Andy, Denny, Erik Lawson, etc:
the motor is 355", 9:1, mild hydraulic flat-tappet cam, 882 heads, cheesy block-hugger headers, weiand low-rise intake, edelbrock spread-bore carb, mini-starter, battery in trunk.
the question is: what should my distributor curve look like? IIRC, the fast setup used to be 12 degrees initial, 36 degrees total, all in by 3000. this one seems to have a hard time hot-cranking at 12 initial, so i'm wondering if i should go for more centrifugal, so i could set less initial and still have my 36 total.
i have a couple of friends with distributor machines, i just need to tell them what to do. one of them says 36 total is still correct, but he suggests all in by 2500.
after driving on the street about 1 mile yesterday, i'm pretty sure this car will never be driven on the street again, LOL.
PS check your starter mount bolts, wiring connections and grounds as well...

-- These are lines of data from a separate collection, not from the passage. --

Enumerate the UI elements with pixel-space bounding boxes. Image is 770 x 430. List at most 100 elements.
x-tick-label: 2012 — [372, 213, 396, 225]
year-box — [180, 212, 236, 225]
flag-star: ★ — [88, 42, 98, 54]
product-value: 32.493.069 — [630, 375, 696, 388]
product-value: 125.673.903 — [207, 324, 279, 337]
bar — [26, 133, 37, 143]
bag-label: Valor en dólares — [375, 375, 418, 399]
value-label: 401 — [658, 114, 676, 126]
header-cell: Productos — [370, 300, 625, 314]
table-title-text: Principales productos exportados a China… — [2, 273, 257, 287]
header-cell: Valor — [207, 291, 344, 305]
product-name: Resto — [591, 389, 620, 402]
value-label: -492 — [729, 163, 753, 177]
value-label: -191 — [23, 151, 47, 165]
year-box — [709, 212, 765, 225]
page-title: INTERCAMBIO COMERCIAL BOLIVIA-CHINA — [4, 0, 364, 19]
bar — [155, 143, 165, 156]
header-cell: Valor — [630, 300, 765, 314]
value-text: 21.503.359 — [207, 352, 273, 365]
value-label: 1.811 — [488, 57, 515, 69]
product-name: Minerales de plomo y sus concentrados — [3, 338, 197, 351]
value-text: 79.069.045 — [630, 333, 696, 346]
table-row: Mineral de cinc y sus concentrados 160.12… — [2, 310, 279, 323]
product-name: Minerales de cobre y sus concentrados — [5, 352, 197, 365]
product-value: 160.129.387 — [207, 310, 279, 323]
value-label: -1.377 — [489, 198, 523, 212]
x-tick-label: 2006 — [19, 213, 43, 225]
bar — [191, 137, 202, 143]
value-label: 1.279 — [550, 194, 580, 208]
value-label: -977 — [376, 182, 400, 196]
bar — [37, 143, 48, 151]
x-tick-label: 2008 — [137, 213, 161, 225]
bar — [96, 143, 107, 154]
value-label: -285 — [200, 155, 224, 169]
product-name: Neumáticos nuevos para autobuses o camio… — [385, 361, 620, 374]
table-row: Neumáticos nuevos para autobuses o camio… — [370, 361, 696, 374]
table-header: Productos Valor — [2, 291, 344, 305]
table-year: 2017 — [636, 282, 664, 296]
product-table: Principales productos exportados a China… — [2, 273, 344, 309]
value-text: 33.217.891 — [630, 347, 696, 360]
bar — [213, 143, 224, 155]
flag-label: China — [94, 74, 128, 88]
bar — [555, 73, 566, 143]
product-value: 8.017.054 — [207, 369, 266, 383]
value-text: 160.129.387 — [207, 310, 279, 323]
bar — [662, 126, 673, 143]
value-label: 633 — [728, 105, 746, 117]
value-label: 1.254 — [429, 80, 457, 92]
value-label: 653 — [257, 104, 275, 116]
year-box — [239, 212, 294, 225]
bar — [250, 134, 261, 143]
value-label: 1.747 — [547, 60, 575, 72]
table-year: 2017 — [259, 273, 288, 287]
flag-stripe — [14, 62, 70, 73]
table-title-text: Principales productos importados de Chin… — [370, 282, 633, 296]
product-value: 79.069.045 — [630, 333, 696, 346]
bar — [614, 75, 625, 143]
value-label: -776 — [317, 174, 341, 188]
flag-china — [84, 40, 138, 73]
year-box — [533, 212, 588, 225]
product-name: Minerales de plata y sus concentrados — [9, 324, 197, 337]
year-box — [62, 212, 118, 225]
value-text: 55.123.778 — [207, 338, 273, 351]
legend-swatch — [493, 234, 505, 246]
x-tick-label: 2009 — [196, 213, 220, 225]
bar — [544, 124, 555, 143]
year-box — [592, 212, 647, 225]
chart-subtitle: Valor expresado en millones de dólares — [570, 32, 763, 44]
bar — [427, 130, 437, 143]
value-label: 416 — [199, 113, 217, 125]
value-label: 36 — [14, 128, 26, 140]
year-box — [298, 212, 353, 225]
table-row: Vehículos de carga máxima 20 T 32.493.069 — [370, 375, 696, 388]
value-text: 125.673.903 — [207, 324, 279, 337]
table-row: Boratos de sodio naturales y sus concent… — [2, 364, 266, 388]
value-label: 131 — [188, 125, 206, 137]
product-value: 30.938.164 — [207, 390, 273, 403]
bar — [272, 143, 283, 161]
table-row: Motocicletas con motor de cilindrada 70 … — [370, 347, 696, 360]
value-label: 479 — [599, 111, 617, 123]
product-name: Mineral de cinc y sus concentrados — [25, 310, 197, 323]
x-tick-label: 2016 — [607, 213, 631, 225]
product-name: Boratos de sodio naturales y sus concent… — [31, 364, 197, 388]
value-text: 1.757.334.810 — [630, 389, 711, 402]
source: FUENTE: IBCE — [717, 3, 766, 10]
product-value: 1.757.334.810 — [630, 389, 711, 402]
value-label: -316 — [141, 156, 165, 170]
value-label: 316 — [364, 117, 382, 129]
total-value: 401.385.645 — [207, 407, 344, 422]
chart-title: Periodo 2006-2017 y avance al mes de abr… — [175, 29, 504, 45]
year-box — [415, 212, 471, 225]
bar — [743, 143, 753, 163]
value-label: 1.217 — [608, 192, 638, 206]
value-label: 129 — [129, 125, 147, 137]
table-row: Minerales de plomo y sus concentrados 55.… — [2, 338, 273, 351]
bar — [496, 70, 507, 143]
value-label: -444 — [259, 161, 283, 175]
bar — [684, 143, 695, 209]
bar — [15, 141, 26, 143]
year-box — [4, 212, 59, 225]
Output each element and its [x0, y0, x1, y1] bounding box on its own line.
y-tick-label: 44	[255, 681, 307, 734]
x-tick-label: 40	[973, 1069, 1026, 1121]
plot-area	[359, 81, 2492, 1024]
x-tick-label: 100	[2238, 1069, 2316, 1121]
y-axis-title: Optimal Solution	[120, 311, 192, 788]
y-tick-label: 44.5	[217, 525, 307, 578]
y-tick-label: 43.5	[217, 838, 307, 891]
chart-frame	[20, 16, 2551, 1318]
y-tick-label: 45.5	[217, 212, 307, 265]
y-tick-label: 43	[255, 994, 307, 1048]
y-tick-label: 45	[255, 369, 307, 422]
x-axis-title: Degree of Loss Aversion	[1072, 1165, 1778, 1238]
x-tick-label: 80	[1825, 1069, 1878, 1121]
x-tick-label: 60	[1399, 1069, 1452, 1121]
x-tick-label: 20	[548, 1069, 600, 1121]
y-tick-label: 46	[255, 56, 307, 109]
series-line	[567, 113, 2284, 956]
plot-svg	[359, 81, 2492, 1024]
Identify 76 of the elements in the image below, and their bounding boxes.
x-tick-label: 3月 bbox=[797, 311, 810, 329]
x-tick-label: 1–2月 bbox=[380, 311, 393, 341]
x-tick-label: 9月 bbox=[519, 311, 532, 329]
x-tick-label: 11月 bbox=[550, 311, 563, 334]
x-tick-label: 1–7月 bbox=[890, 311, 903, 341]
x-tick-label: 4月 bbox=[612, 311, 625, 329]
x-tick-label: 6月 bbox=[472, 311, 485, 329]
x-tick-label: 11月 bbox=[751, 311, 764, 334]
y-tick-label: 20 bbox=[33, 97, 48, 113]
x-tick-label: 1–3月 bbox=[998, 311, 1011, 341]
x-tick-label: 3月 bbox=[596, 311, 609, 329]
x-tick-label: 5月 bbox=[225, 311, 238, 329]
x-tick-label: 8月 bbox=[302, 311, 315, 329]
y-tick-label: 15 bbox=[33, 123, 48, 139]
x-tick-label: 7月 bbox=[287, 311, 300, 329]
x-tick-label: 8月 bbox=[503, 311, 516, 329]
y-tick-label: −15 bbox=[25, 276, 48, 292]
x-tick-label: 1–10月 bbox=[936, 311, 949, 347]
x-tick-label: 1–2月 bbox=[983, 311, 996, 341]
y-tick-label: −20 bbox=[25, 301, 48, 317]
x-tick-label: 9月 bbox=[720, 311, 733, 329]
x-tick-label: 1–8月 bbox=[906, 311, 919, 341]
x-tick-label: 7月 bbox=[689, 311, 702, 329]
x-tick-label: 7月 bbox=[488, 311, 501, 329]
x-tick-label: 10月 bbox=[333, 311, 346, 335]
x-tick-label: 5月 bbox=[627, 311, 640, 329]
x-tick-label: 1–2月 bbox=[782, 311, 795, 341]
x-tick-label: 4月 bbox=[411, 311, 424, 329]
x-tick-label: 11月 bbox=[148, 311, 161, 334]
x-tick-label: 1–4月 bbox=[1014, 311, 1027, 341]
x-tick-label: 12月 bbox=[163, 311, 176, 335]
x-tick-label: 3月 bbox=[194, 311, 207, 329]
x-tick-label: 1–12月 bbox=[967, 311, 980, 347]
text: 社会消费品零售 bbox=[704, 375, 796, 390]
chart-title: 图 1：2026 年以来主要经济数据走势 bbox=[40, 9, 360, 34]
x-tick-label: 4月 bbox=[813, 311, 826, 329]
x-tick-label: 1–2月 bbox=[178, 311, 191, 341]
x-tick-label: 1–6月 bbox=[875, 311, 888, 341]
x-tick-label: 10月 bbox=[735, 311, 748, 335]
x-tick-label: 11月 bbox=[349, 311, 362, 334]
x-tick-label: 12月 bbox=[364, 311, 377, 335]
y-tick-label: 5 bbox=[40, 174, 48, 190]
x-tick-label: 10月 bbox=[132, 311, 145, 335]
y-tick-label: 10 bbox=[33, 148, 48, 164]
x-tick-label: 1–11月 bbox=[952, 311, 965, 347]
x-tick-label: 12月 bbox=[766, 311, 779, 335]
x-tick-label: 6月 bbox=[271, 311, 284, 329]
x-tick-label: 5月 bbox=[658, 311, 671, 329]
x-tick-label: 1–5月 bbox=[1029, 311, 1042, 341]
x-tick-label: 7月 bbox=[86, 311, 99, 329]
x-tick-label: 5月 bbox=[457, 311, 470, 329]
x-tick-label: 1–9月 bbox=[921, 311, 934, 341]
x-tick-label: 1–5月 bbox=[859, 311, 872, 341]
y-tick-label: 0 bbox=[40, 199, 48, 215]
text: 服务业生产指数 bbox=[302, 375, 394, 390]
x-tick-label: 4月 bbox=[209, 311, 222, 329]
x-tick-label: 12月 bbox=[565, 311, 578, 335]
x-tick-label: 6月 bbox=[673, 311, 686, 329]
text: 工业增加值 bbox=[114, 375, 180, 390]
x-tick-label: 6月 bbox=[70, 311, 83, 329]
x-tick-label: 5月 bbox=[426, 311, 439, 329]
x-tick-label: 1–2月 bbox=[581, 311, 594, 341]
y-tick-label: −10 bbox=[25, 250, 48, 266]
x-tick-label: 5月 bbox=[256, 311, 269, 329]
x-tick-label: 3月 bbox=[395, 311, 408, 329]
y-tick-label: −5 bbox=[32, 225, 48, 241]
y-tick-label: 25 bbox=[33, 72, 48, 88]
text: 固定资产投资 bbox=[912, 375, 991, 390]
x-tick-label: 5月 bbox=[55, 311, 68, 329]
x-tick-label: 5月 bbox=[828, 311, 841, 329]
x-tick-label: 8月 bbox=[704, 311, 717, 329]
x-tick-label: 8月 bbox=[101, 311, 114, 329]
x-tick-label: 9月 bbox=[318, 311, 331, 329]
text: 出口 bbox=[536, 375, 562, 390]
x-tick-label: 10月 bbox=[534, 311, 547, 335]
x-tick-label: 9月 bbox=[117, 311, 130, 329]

You should not have any issues cranking that with 36 degrees locked. I would expect your initial to be 20-24 all in at 3000 - total between 34 and 41 depending on the humidity. That low of compression will want timing. Those heads want timing. That cam needs timing. Battery and starter may be weak. I usually have a spare starter (168 tooth) with me if you get into trouble. Are you running a 153 or a 168? Is the starter a high torque or low torque? The positive to the windings are about 3/4" for the front end of the starter on a high torque, and about an 1 1/2 " for a low. Not to be a butt, but did you disconnect the vacuum advance to do your mechanical time settings?
Andy said "butt"
hee heehee heee hee he ehe...
wheels777 wrote:
You should not have any issues cranking that with 36 degrees locked. I would expect your initial to be 20-24 all in at 3000 - total between 34 and 41 depending on the humidity. That low of compression will want timing. Those heads want timing. That cam needs timing. Battery and starter may be weak. I usually have a spare starter (168 tooth) with me if you get into trouble. Are you running a 153 or a 168? Is the starter a high torque or low torque? The positive to the windings are about 3/4" for the front end of the starter on a high torque, and about an 1 1/2 " for a low. Not to be a butt, but did you disconnect the vacuum advance to do your mechanical time settings?
153.
don't know if it's a high-torque starter or not.
no vacuum connected. i'm not offended.
what dimensions are you telling me?
i'll check voltage at starter. currently using 6-ga welding cable, about 9 feet long, for the positive cable. maybe too much voltage drop, but the cable doesn't get warm. using a ford relay about 2 feet from starter, if that matters. i believe i've got a spare starter as well.
question: say i idle at 600rpm (it's an easy number for this example), and i'm running 12 initial and 36 total, all in by 3000. if linear response, that's one degree centrifugal for 100rpm. compared to 24 initial and 36 total, again all in by 3000, in a car with a stick (or a loose converter), what's it mean on the dragstrip? a tenth? more?
John Brown wrote:
Andy said "butt"
hee heehee heee hee he ehe...
I heard him say turd one time when he got mad
We run up to 38-40 degrees total with a combo like that,it all depends on what the engine wants/likes.
Now... are you SURE that TDC is actually TDC? 12 degrees should give you zero trouble when cranking. (I'm sure you did the old "disable the ignition when cranking" test to see if the problem was indeed too much ignition advance... [i]right[/i]?
noisycricket wrote:
We run up to 38-40 degrees total with a combo like that,it all depends on what the engine wants/likes.
Now... are you SURE that TDC is actually TDC? 12 degrees should give you zero trouble when cranking. (I'm sure you did the old "disable the ignition when cranking" test to see if the problem was indeed too much ignition advance... [i]right[/i]?
nope, but i will tomorrow. that's a good idea, i wish i had thought of it when i was listening to my starter barely spin the engine. the engine was kicking back against the starter the way they do when it's got too much initial advance, so i assumed that was the problem without testing it.
Would anyone like to buy a distributor machine? I found one in a dumpster (the community college was cleaning out the old auto shop and throwing everything in a big dumpster and smashing it so no one would be able to use it, but I got this before they ruined it). I dont have any use for it becasue its too expensive to convert to electrioic ignition use.
I could us one, shoot me a price.
Its a Sun 404, and its in good shape except for having a dent in the side. Its only set up to use for points, but you can still buy the stuff to convert it to use with electronic ignition. If you want it, make me an offer that you are happy with, and for that and whatever it costs to package and send it, its yours.
That stuff can be silly expensive to find.